I have asked myself the hard questions, who am I, why am I seeking so, what am I seeking? I asked myself these questions over and over; these and more.
I am seeking to know God. I am seeking my divine self. The self that is worthy to know God. I want divine union. I want to know non-duality; to really understand it, to live it and to find my higher purpose.
It really has been a difficult road. I am continually faced with looking at my beliefs and myself. It sounds so egocentric and narcissistic to be so busy peering at me. It isn’t really. It is tough. I am faced with seeing beliefs that I didn’t even know I had. It isn’t pretty, a true narcissist would turn away and not want to see his naked truth.
Lately, I am confronted with my own bigotry. I never knew I was a bigot. During the struggles of the sixties, when I was just coming of age, I was in high school. But, I remember the demonstrations, the ugliness when a school was desegregated and how hateful white people could be. I read about lynchings and burning churches and crosses. I wanted to be older to don a sword and join in the battle. I read about Martin Luther King Jr. and he became my hero. Rosa Parks was my ideal. How could I be a bigot? I am not a bigot. I never was, but those were the lessons I learned at my family’s knee and I never knew that I really had learned my lessons well; until now.

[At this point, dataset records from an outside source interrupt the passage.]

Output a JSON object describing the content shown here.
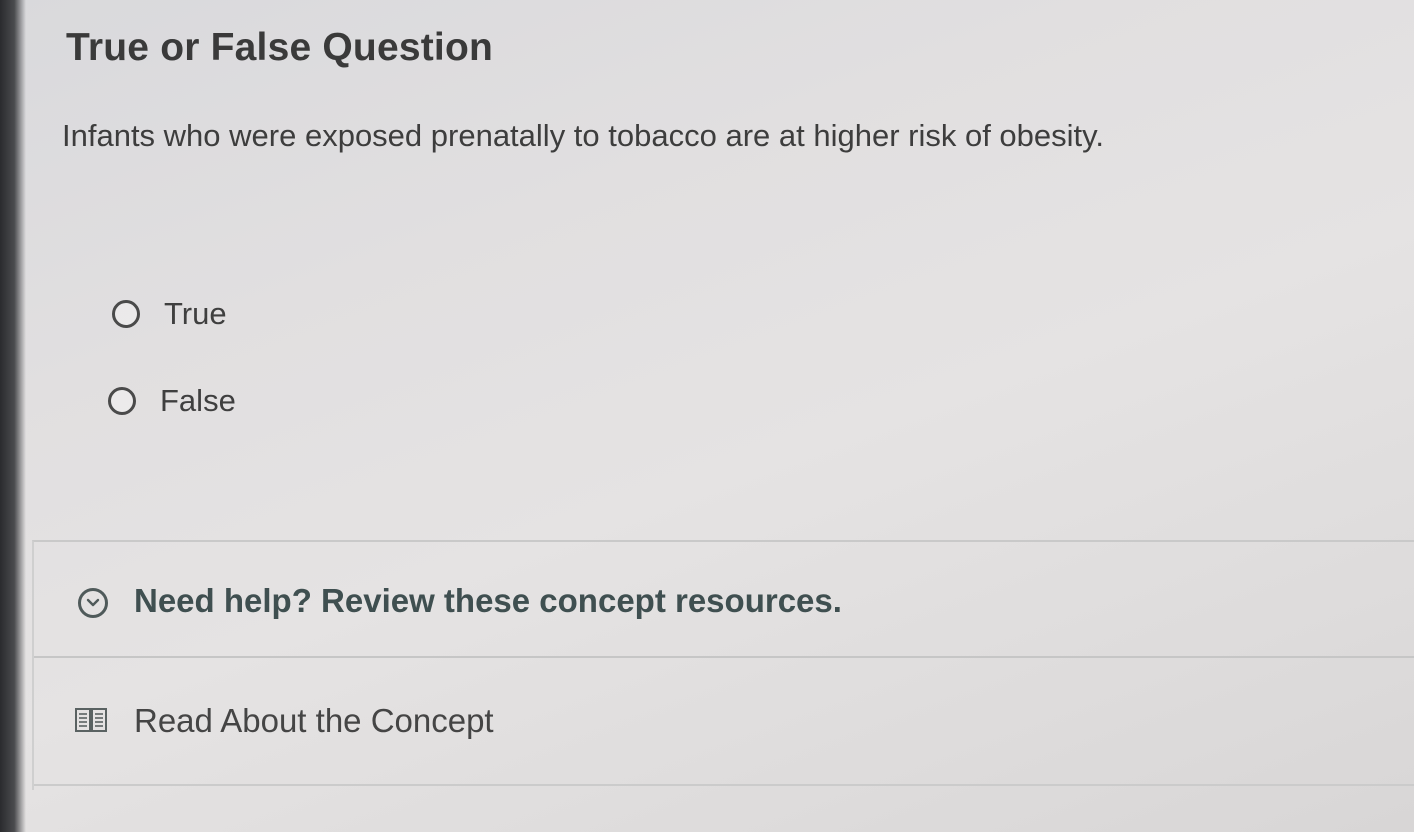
{
  "question": {
    "title": "True or False Question",
    "text": "Infants who were exposed prenatally to tobacco are at higher risk of obesity."
  },
  "options": [
    {
      "label": "True",
      "selected": false
    },
    {
      "label": "False",
      "selected": false
    }
  ],
  "help": {
    "header_label": "Need help? Review these concept resources.",
    "header_icon": "chevron-down-circle-icon",
    "resources": [
      {
        "label": "Read About the Concept",
        "icon": "book-icon"
      }
    ]
  }
}
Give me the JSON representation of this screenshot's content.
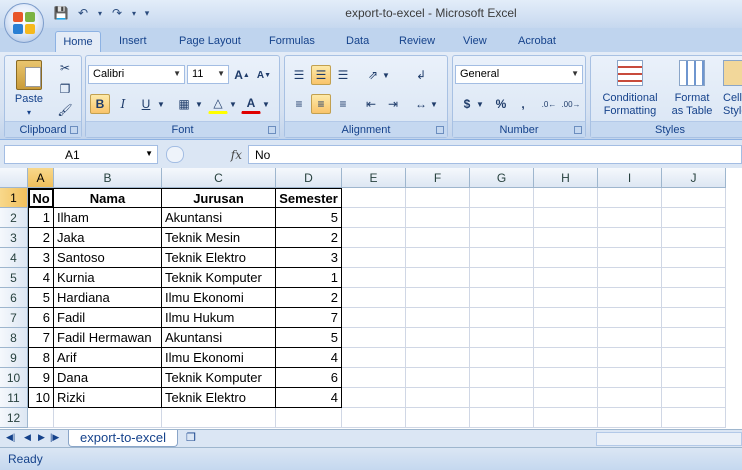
{
  "window": {
    "title": "export-to-excel - Microsoft Excel"
  },
  "ribbon": {
    "tabs": [
      "Home",
      "Insert",
      "Page Layout",
      "Formulas",
      "Data",
      "Review",
      "View",
      "Acrobat"
    ],
    "clipboard": {
      "label": "Clipboard",
      "paste": "Paste"
    },
    "font": {
      "label": "Font",
      "name": "Calibri",
      "size": "11"
    },
    "alignment": {
      "label": "Alignment"
    },
    "number": {
      "label": "Number",
      "format": "General",
      "currency": "$",
      "percent": "%",
      "comma": ","
    },
    "styles": {
      "label": "Styles",
      "cond1": "Conditional",
      "cond2": "Formatting",
      "fmt1": "Format",
      "fmt2": "as Table",
      "cell1": "Cell",
      "cell2": "Styles"
    }
  },
  "formula_bar": {
    "name_box": "A1",
    "fx": "fx",
    "value": "No"
  },
  "sheet": {
    "columns": [
      "A",
      "B",
      "C",
      "D",
      "E",
      "F",
      "G",
      "H",
      "I",
      "J"
    ],
    "rows": [
      "1",
      "2",
      "3",
      "4",
      "5",
      "6",
      "7",
      "8",
      "9",
      "10",
      "11",
      "12"
    ],
    "header": [
      "No",
      "Nama",
      "Jurusan",
      "Semester"
    ],
    "data": [
      [
        "1",
        "Ilham",
        "Akuntansi",
        "5"
      ],
      [
        "2",
        "Jaka",
        "Teknik Mesin",
        "2"
      ],
      [
        "3",
        "Santoso",
        "Teknik Elektro",
        "3"
      ],
      [
        "4",
        "Kurnia",
        "Teknik Komputer",
        "1"
      ],
      [
        "5",
        "Hardiana",
        "Ilmu Ekonomi",
        "2"
      ],
      [
        "6",
        "Fadil",
        "Ilmu Hukum",
        "7"
      ],
      [
        "7",
        "Fadil Hermawan",
        "Akuntansi",
        "5"
      ],
      [
        "8",
        "Arif",
        "Ilmu Ekonomi",
        "4"
      ],
      [
        "9",
        "Dana",
        "Teknik Komputer",
        "6"
      ],
      [
        "10",
        "Rizki",
        "Teknik Elektro",
        "4"
      ]
    ]
  },
  "sheet_tabs": {
    "active": "export-to-excel"
  },
  "status": {
    "text": "Ready"
  }
}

But, there it is. I now see how I deal with a white person and how I deal with a black person. It is different, I don’t treat them the same. I am differential to a black person, perhaps solicitous is a more accurate word. I can be rude to white people, but never to a black person. If I was color blind, I would be rude to everybody, but I’m not. I have seen my judgments. I hear that ugly little voice that pops up and says things in my ear. Judgments based in nothing but bigotry. It is an ugly thing.
However, the seeing is necessary to spiritual growth. When that little voice pops up, I tell it to go away. I disagree with it and tell it is wrong. We are all God’s children. We are all God in all our differing colors, languages, creeds, mores and customs. We are God. I tell that voice repeatedly, again and again. I must create a new neural net in my brain that relinquishes the old belief and replaces it with the new one, we are all God.

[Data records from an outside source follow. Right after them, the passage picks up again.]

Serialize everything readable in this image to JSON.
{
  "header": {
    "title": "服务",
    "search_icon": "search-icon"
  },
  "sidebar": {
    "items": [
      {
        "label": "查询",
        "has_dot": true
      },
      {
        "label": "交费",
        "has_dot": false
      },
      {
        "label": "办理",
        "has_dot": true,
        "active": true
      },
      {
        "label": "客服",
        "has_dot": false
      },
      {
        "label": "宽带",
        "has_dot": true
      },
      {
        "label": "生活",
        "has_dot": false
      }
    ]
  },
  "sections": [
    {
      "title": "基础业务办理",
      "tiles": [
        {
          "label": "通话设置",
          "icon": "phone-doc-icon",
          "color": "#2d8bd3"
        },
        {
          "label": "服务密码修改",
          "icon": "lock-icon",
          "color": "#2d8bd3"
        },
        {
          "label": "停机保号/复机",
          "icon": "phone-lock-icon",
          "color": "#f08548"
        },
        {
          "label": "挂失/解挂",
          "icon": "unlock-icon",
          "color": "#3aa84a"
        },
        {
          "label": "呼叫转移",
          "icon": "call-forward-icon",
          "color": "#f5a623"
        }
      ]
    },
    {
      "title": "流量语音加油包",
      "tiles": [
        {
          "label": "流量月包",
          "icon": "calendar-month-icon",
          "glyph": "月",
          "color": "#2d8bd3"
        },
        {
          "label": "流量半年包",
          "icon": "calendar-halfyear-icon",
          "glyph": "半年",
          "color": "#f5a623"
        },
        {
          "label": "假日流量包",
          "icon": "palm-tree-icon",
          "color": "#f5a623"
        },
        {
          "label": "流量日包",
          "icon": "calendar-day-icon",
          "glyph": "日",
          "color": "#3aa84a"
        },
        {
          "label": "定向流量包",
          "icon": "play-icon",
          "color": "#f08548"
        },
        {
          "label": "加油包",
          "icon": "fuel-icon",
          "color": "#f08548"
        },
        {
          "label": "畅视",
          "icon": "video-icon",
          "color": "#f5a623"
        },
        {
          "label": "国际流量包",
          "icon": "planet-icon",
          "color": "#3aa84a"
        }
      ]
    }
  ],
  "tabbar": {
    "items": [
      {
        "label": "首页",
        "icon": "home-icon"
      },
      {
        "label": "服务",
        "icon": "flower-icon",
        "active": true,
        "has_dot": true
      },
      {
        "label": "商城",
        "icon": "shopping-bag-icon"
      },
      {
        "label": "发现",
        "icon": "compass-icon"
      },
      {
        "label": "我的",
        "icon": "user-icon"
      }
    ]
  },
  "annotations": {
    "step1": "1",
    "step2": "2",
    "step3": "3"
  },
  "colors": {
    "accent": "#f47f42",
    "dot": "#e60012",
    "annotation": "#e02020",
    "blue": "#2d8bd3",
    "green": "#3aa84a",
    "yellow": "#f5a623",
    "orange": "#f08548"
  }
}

This belief is a very deep seeded bias that must be rooted out to continue my journey to non-duality. I find it very painful that I could hold such beliefs. But, this is another step towards eradicating the causes of separation from God.

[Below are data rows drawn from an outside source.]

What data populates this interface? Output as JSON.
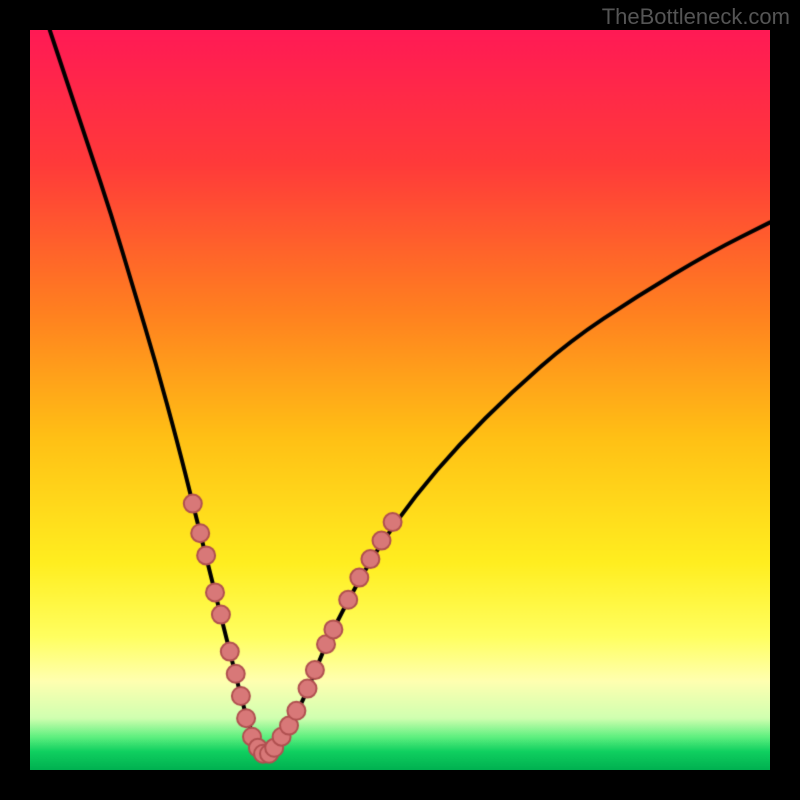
{
  "watermark": "TheBottleneck.com",
  "colors": {
    "top": "#ff2050",
    "upper_mid": "#ff5030",
    "mid": "#ffc020",
    "lower_mid": "#ffff40",
    "pale": "#ffffc0",
    "green": "#10e060",
    "black_frame": "#000000",
    "curve": "#000000",
    "dot_fill": "#d87878",
    "dot_stroke": "#b05050"
  },
  "chart_data": {
    "type": "line",
    "title": "",
    "xlabel": "",
    "ylabel": "",
    "xlim": [
      0,
      100
    ],
    "ylim": [
      0,
      100
    ],
    "legend": [],
    "annotations": [],
    "series": [
      {
        "name": "curve",
        "x": [
          2,
          5,
          8,
          11,
          14,
          17,
          20,
          22,
          24,
          25.5,
          27,
          28,
          29,
          30,
          31,
          32,
          33,
          34,
          36,
          38,
          40,
          43,
          47,
          52,
          58,
          65,
          73,
          82,
          92,
          100
        ],
        "y": [
          102,
          93,
          84,
          75,
          65,
          55,
          44,
          36,
          28,
          22,
          16,
          12,
          8,
          5,
          3,
          2,
          2.5,
          4,
          7.5,
          12,
          17,
          23,
          30,
          37,
          44,
          51,
          58,
          64,
          70,
          74
        ]
      }
    ],
    "dots": [
      {
        "x": 22.0,
        "y": 36
      },
      {
        "x": 23.0,
        "y": 32
      },
      {
        "x": 23.8,
        "y": 29
      },
      {
        "x": 25.0,
        "y": 24
      },
      {
        "x": 25.8,
        "y": 21
      },
      {
        "x": 27.0,
        "y": 16
      },
      {
        "x": 27.8,
        "y": 13
      },
      {
        "x": 28.5,
        "y": 10
      },
      {
        "x": 29.2,
        "y": 7
      },
      {
        "x": 30.0,
        "y": 4.5
      },
      {
        "x": 30.8,
        "y": 3
      },
      {
        "x": 31.5,
        "y": 2.2
      },
      {
        "x": 32.3,
        "y": 2.2
      },
      {
        "x": 33.0,
        "y": 3
      },
      {
        "x": 34.0,
        "y": 4.5
      },
      {
        "x": 35.0,
        "y": 6
      },
      {
        "x": 36.0,
        "y": 8
      },
      {
        "x": 37.5,
        "y": 11
      },
      {
        "x": 38.5,
        "y": 13.5
      },
      {
        "x": 40.0,
        "y": 17
      },
      {
        "x": 41.0,
        "y": 19
      },
      {
        "x": 43.0,
        "y": 23
      },
      {
        "x": 44.5,
        "y": 26
      },
      {
        "x": 46.0,
        "y": 28.5
      },
      {
        "x": 47.5,
        "y": 31
      },
      {
        "x": 49.0,
        "y": 33.5
      }
    ],
    "gradient_stops": [
      {
        "offset": 0.0,
        "color": "#ff1a55"
      },
      {
        "offset": 0.18,
        "color": "#ff3a3a"
      },
      {
        "offset": 0.38,
        "color": "#ff8020"
      },
      {
        "offset": 0.55,
        "color": "#ffc015"
      },
      {
        "offset": 0.72,
        "color": "#ffee20"
      },
      {
        "offset": 0.82,
        "color": "#ffff60"
      },
      {
        "offset": 0.88,
        "color": "#ffffb0"
      },
      {
        "offset": 0.93,
        "color": "#d0ffb0"
      },
      {
        "offset": 0.955,
        "color": "#60f080"
      },
      {
        "offset": 0.975,
        "color": "#10d060"
      },
      {
        "offset": 1.0,
        "color": "#00b050"
      }
    ]
  }
}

I know the analogy of the caterpillar in the cocoon is over used, but it really is applicable. I am in the cocoon now and starting to break through it. All those silken threads are tightly wrapped around me and I have to break through each one in order to get out of this place. But, it is necessary to see all these threads that are holding me in place if I am ever going to be able to fly. They all must be broken.
One by I one I nibble and gnaw. The taste is bitter in my mouth, but with each old bias and belief that I cut, the closer I am to stepping fully into God.